We understand that standing in front of a camera can be quite intimidating if you aren’t used to it, but by adding special makeup will add to the unfamiliarity.
You want to feel as comfortable in front of the camera as you possibly can.
When taking selfies for Instagram or Snapchat, we seem to take super care in the camera placement to ensure we get our ‘good side’ and this should be the same for our videos, too!
Always try to keep your lens above your eyeline. This placement will help to prevent the dreaded double chin situation and will yield a much more flattering angle.
If you’re using a webcam (recording a webinar etc.) make sure to raise your laptop up off the table and angle it down toward your face, ensuring the camera is just above your eyeline.
The lighting situation of your video can literally make or break your content.

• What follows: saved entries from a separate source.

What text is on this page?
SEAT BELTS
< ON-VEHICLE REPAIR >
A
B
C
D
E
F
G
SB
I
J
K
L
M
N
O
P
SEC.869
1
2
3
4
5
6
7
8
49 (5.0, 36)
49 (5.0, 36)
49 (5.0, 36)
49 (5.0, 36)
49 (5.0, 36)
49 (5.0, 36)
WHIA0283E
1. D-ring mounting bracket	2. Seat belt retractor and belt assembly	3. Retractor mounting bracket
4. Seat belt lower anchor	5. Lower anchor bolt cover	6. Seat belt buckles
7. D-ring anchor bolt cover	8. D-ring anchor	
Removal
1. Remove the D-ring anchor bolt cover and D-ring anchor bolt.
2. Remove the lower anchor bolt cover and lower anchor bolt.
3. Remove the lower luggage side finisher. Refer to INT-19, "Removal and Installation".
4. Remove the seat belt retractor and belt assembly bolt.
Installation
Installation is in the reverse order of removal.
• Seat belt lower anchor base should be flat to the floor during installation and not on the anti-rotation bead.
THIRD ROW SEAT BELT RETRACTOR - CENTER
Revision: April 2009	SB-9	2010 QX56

Too little light and viewers won’t be able to see clearly, too much light and you will look like a white silhouette!
You want to make sure you get this right.
Consider the environment you’re shooting in and watch for unwanted shadows on the face. If your talent is standing directly underneath overhead office lighting, either shut the lights off or move the subject out from under the light. This will help to avoid the dreaded “raccoon eyes.”
If you’re using video lights, make sure your lights are placed just in front of the camera and slightly above the talent’s eyeline for the best results.
First things first – avoid bright colours, like orange and red. These colours will reflect back onto you and will affect your skin tone, too!
We tend to use muted tones – black or grey as our background. Add this with good lighting and your video content will look professional.
If you’re not shooting in front of a backdrop, make sure your background isn’t too distracting. If you cannot avoid distractions – maybe you’re creating a video in the office etc. you can also use a lower aperture on your lens, to blur the background slightly and keep you in focus.
For some of us, stepping in front of the camera can feel like hell. It’s not the most comfortable situation in the world – but confidence is key!
Take those hands out of your pockets, stand or sit up straight, and finish each line with conviction. Also keep in mind that when you’re on camera, you’re on the whole time, so make each moment count.
Remember, you don’t need to be perfect! If you fluff a line, don’t start the whole video again. Take a breather, get yourself together and start again from the last checkpoint.
You can then edit out any of the fluff later.
I recommend shooting videos in the afternoon/midday. It’s when you will feel in your prime throughout the day. Avoid late night recordings.